0

I have some results that I put in a data frame. I have some factor columns and many numeric columns. I can easily convert the numeric columns to numeric with indexing, as per the answer to this question.

#create example data
df = data.frame(replicate(1000,sample(1:10,1000,rep=TRUE)))
df$X1 = LETTERS[df$X1]
df$X2 = LETTERS[df$X2]
df$X3 = LETTERS[df$X3]
df[-1] <- sapply(df[-1], function(x) ifelse(runif(length(x)) < 0.1, NA, x))

#find columns that are factors
factornames = c("X1", "X2", "X3")
factorfilt = names(df) %in% factornames

#convert non-factor columns to numeric
df[, !factorfilt] = as.numeric(as.character(unlist(df[, !factorfilt])))

But when I want to do the same for my factor columns, I cant get the same indexing to work:

#convert factor columns to factor
df[, factorfilt] = as.factor(as.character(unlist(df[, factorfilt])))
class(df$X1)

[1] "character"

df[, factorfilt] = as.factor(as.character(df[, factorfilt]))
class(df$X1)

[1] "character"

df[, factorfilt] = as.factor(unlist(df[, factorfilt]))
class(df$X1)

[1] "character"

df[, factorfilt] = as.factor(df[, factorfilt]) 

Error in sort.list(y) : 'x' must be atomic for 'sort.list'
Have you called 'sort' on a list?

All of these return "character" if I call class(df$X1), while if I run df$X1= as.factor(df$X1) it returns "factor".

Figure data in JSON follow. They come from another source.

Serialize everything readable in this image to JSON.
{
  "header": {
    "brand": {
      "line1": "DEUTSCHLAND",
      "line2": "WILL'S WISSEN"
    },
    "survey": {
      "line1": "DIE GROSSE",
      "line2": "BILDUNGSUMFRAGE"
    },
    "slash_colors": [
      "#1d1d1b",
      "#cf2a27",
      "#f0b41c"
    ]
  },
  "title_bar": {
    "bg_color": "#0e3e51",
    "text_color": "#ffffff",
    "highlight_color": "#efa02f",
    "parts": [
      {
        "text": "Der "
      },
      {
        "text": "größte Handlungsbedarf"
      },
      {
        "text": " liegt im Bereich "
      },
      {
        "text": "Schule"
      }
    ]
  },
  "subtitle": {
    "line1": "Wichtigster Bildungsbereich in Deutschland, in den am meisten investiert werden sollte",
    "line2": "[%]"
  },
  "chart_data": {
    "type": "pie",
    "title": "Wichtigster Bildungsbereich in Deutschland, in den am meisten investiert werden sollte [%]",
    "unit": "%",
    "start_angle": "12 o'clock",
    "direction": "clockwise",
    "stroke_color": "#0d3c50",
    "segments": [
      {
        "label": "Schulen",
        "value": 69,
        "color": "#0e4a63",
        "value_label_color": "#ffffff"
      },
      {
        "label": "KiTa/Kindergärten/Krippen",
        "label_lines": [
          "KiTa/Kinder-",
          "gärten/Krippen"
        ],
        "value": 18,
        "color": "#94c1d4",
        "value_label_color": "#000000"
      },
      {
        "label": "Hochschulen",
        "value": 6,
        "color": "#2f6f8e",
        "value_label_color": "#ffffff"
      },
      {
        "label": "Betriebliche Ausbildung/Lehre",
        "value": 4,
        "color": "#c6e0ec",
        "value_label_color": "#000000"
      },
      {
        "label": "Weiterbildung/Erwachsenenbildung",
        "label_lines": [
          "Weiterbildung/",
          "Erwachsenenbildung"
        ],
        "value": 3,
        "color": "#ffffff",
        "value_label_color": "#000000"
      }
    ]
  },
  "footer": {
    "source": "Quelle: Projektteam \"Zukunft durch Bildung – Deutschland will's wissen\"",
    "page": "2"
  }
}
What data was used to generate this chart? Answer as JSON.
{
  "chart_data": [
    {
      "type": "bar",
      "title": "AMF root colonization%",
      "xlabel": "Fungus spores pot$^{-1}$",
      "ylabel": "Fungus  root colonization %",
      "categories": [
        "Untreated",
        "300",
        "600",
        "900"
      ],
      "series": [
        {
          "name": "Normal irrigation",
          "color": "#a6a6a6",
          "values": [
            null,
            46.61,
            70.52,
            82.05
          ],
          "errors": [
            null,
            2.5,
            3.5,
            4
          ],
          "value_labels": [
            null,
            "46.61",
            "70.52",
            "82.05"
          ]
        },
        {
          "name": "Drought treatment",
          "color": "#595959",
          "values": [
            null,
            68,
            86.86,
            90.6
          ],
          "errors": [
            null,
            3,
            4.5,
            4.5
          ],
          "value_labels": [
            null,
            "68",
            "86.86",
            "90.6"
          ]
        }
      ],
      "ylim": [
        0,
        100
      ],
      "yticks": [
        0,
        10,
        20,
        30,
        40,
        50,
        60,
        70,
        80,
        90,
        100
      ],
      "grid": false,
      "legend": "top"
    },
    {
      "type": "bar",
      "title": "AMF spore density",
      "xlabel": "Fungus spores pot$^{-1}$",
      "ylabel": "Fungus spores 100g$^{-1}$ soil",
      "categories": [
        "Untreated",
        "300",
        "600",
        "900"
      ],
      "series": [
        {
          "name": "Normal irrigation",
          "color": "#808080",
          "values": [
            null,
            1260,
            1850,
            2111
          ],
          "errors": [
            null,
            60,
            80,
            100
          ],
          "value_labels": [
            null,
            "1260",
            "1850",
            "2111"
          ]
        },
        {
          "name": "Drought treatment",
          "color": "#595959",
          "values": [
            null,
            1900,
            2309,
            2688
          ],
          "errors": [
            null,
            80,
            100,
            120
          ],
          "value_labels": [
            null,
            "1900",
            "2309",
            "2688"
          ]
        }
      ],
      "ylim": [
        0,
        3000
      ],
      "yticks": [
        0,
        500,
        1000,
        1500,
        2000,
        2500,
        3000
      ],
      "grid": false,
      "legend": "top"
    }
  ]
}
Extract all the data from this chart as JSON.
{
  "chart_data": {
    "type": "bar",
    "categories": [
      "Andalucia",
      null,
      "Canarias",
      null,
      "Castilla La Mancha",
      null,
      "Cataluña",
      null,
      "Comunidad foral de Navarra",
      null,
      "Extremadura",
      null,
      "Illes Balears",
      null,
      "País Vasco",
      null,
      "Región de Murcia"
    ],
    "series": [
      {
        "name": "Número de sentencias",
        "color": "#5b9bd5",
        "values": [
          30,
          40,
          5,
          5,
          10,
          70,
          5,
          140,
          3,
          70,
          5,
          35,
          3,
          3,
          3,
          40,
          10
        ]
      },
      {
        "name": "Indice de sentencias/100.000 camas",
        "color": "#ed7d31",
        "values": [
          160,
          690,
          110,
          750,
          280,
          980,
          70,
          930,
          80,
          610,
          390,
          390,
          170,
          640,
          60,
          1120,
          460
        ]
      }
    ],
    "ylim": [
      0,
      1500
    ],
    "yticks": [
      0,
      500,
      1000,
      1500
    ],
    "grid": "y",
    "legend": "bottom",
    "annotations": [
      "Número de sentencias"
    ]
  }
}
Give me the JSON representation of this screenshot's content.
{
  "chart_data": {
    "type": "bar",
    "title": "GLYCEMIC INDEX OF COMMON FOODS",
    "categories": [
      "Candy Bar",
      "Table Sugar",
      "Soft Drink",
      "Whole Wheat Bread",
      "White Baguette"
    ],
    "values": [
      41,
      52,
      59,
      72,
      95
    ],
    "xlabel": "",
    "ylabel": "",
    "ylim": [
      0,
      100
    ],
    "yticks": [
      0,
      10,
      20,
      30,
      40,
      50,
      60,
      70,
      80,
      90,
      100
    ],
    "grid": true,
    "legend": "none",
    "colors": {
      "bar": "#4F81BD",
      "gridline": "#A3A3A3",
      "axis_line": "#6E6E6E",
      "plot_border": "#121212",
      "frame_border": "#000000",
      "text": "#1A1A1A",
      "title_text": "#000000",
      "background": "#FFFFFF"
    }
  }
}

Why does indexing this way not work when I call as.factor, but does if I call as.numeric?

Leo
  • 1,757
  • 3
  • 20
  • 44
  • 2
    The `as.factor` or `as.character` etc works on a `vector` and not on `data.frame`. You need to loop through the columns and then do `factor` – akrun Aug 16 '17 at 12:28
  • Isnt that why `unlist` is in there? – Leo Aug 16 '17 at 12:29
  • 1
    Following akrun's comment, use `lapply` to run through the selected columns and perform the coercion: `df[, factorfilt] <- lapply(df[, factorfilt], as.factor)`. – lmo Aug 16 '17 at 12:30
  • I'm pretty sure there is a way to do this with indexing, since it also works for `as.numeric` – Leo Aug 16 '17 at 12:30
  • 3
    `numeric` is an atomic data type, while factor is a special data type that maps labels to integers and has it's own class. A `data.frame` has its own class, an attempt to reassign the values in `as.factor(unlist(df[, factorfilt]))` (which is a factor) into multiple columns of the data.frame, cause the function to convert the unlisted vector to character before reassignment. The function involved is pretty complicated, type `\`[<-.data.frame\`` to take a look. The line that strips the factor class and converts to character may be `value <- matrix(value, n, p)`, since a matrix has its own class. – lmo Aug 16 '17 at 12:55
  • Thanks for explaining it so clearly. So this is just not possible? Would be a good answer. – Leo Aug 16 '17 at 12:57
  • 1
    In general, `mutate_if` is a great way to convert all columns of one type to another. – Andrew Brēza Aug 16 '17 at 12:58
  • Yes that looks very convenient. I also found that in the bottom answer to the question below. It just gets so kungfoosing to use different functions for the same operation, thats why I wanted to do it the same way as advised for the numeric columns. I will make a comment to the answer that I lnked to at the top of my post and say that the advised solution is not generally applicable. https://stackoverflow.com/questions/20637360/convert-all-data-frame-character-columns-to-factors – Leo Aug 16 '17 at 13:02
  • 1
    A pretty detailed response on trying to have factor matrices: https://stackoverflow.com/questions/28723059/can-we-get-factor-matrices-in-r. From that answer, when you use `matrix(...)` it uses `as.vector()` on the data before building the matrix. This is what converts factors to characters (try `class(as.vector(factor(c(1,2,3))))`) – Mike H. Aug 16 '17 at 13:07

1 Answers1

2

You should observe some behavioral aspects of what you are doing. Defining your data as you did:

df = data.frame(replicate(1000,sample(1:10,1000,rep=TRUE)))
df$X1 = LETTERS[df$X1]
df$X2 = LETTERS[df$X2]
df$X3 = LETTERS[df$X3]
df[-1] <- sapply(df[-1], function(x) ifelse(runif(length(x)) < 0.1, NA, x))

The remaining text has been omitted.